With Snowmen Pollisky shows the representation of a scenic project which he carried out some 200 kilometres south of Moscow during the winter of 2000-2001. A large number of snowmen, completed and adorned with carrot noses, charcoals and twigs, serving as eyes and mouths, and buckets as headwear, make up a seemingly endless procession through the snow-covered landscape. They seem to emerge from the river flowing behind the wide, disorderly procession. All noses are turned in the same direction; once begun, it seems the journey cannot be stopped. Here and there a snowman has fallen over and he lays aside, grown still. The others take no notice of him.
Pollisky seems to portray the journey of humankind. Originating from the same source, shaped of the same natural material, on its way to its end. The spring following the winter will finish these creatures off. Scattered buckets will fleetingly remind us of their existence.
With this scenic project, as well as with a number of other projects he executed in natural materials, Pollisky can be counted as one of the representatives of conceptual land-art. Basically Pollisky works with natural materials, in the landscape, often also in co-operation with the local population of the area.
Originally Pollisky was educated as a painter at the Art Academy of Saint Petersburg, where he graduated in 1982. During the Eighties he became interested in non-academic mediums of art, as his participation in the MITKI movement in Saint Petersburg showed: an artistic alignment pursuing non-academic expressions of art.
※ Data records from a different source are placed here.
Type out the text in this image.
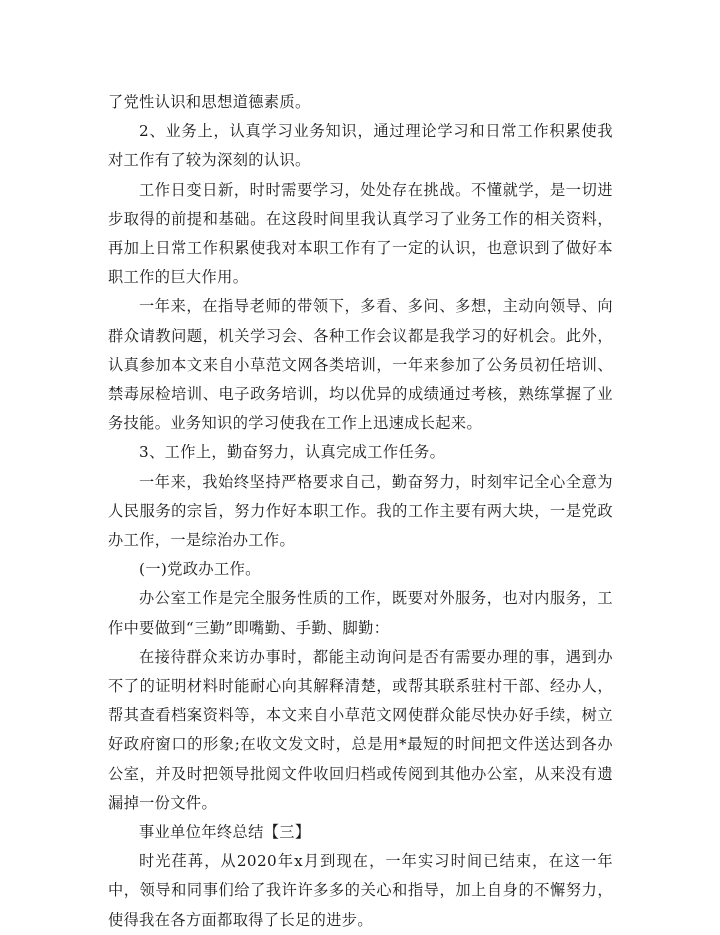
了党性认识和思想道德素质。

2、业务上，认真学习业务知识，通过理论学习和日常工作积累使我对工作有了较为深刻的认识。

工作日变日新，时时需要学习，处处存在挑战。不懂就学，是一切进步取得的前提和基础。在这段时间里我认真学习了业务工作的相关资料，再加上日常工作积累使我对本职工作有了一定的认识，也意识到了做好本职工作的巨大作用。

一年来，在指导老师的带领下，多看、多问、多想，主动向领导、向群众请教问题，机关学习会、各种工作会议都是我学习的好机会。此外，认真参加本文来自小草范文网各类培训，一年来参加了公务员初任培训、禁毒尿检培训、电子政务培训，均以优异的成绩通过考核，熟练掌握了业务技能。业务知识的学习使我在工作上迅速成长起来。

3、工作上，勤奋努力，认真完成工作任务。

一年来，我始终坚持严格要求自己，勤奋努力，时刻牢记全心全意为人民服务的宗旨，努力作好本职工作。我的工作主要有两大块，一是党政办工作，一是综治办工作。

(一)党政办工作。

办公室工作是完全服务性质的工作，既要对外服务，也对内服务，工作中要做到“三勤”即嘴勤、手勤、脚勤：

在接待群众来访办事时，都能主动询问是否有需要办理的事，遇到办不了的证明材料时能耐心向其解释清楚，或帮其联系驻村干部、经办人，帮其查看档案资料等，本文来自小草范文网使群众能尽快办好手续，树立好政府窗口的形象;在收文发文时，总是用*最短的时间把文件送达到各办公室，并及时把领导批阅文件收回归档或传阅到其他办公室，从来没有遗漏掉一份文件。

事业单位年终总结【三】

时光荏苒，从2020年x月到现在，一年实习时间已结束，在这一年中，领导和同事们给了我许许多多的关心和指导，加上自身的不懈努力，使得我在各方面都取得了长足的进步。
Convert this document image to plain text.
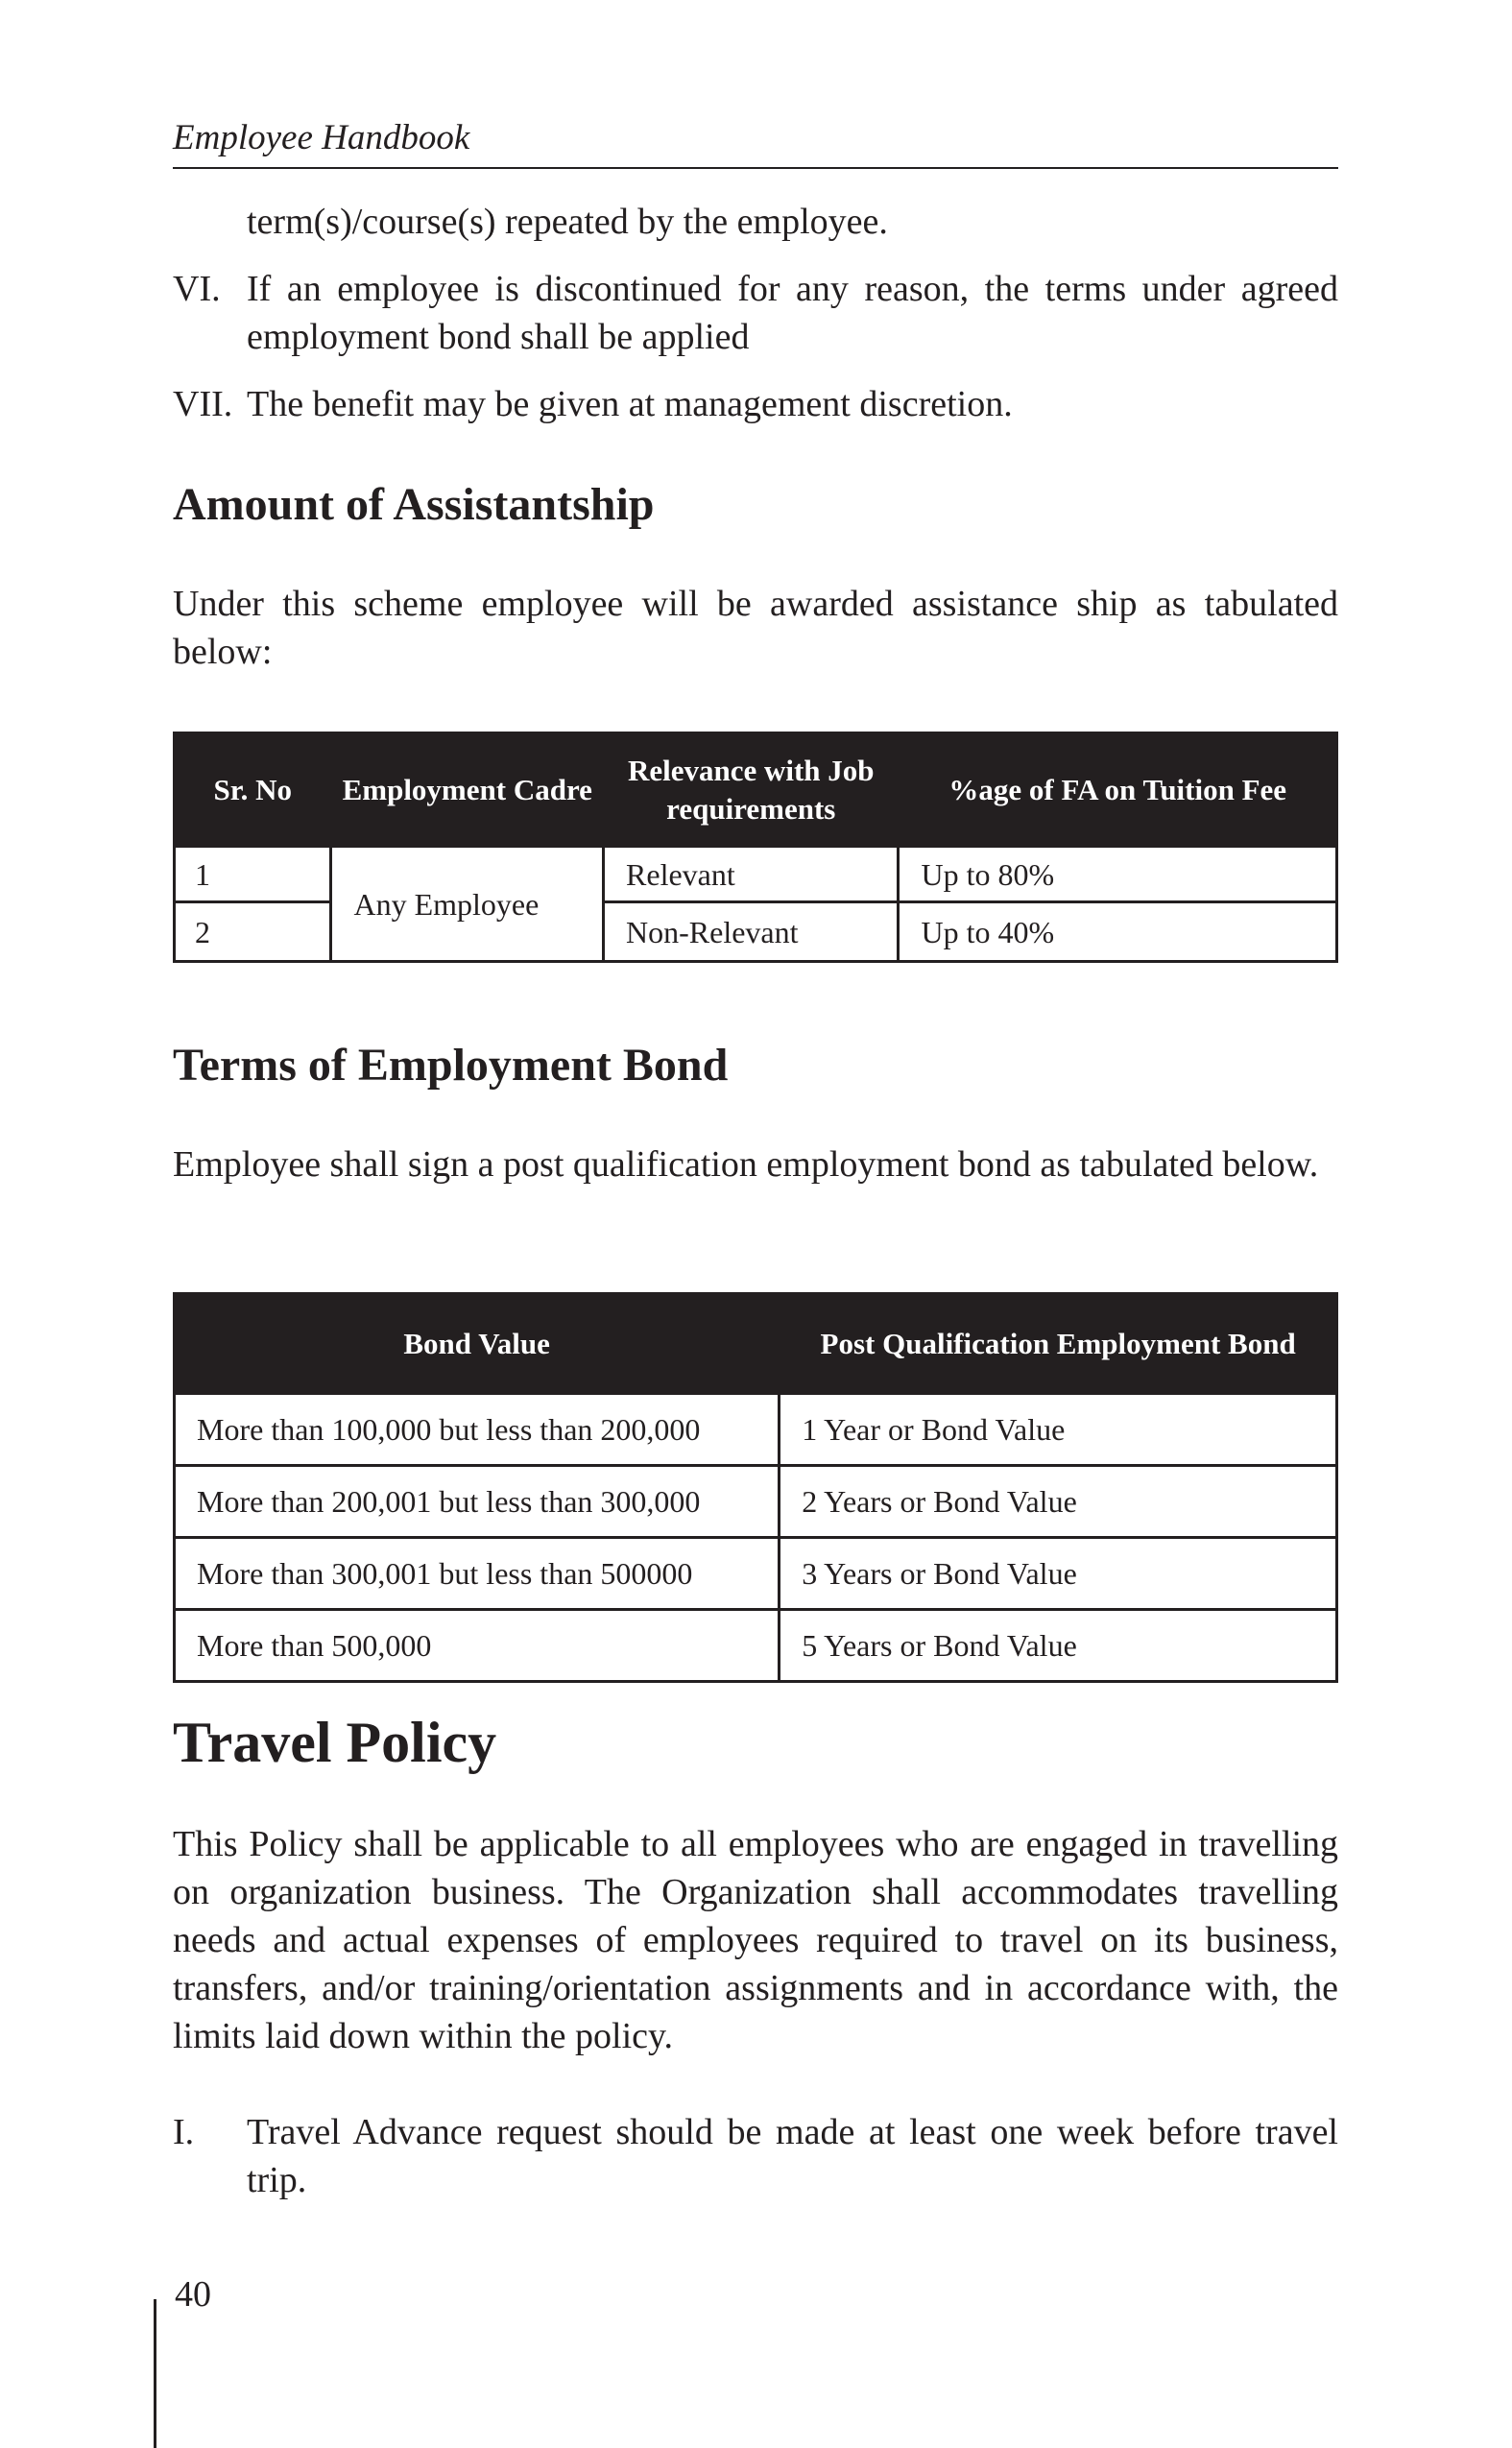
Employee Handbook
term(s)/course(s) repeated by the employee.
VI. If an employee is discontinued for any reason, the terms under agreed employment bond shall be applied
VII. The benefit may be given at management discretion.
Amount of Assistantship
Under this scheme employee will be awarded assistance ship as tabulated below:
Sr. No	Employment Cadre	Relevance with Job requirements	%age of FA on Tuition Fee
1	Any Employee	Relevant	Up to 80%
2		Non-Relevant	Up to 40%
Terms of Employment Bond
Employee shall sign a post qualification employment bond as tabulated below.
Bond Value	Post Qualification Employment Bond
More than 100,000 but less than 200,000	1 Year or Bond Value
More than 200,001 but less than 300,000	2 Years or Bond Value
More than 300,001 but less than 500000	3 Years or Bond Value
More than 500,000	5 Years or Bond Value
Travel Policy
This Policy shall be applicable to all employees who are engaged in travelling on organization business. The Organization shall accommodates travelling needs and actual expenses of employees required to travel on its business, transfers, and/or training/orientation assignments and in accordance with, the limits laid down within the policy.
I. Travel Advance request should be made at least one week before travel trip.
40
During the Nineties he worked as an expressionist landscape painter and from there he has developed into a land-art artist. The Snowmen project was his first project. He has recorded it with photos, which are then allowed to be exposed as autonomous works. Reminiscences of an event. Ultimately, mental action is the main element in Polissky’s art; the event is temporarily, material wastes away or disappears, the idea remains in the memory. He considers the memory the best place for his works of art.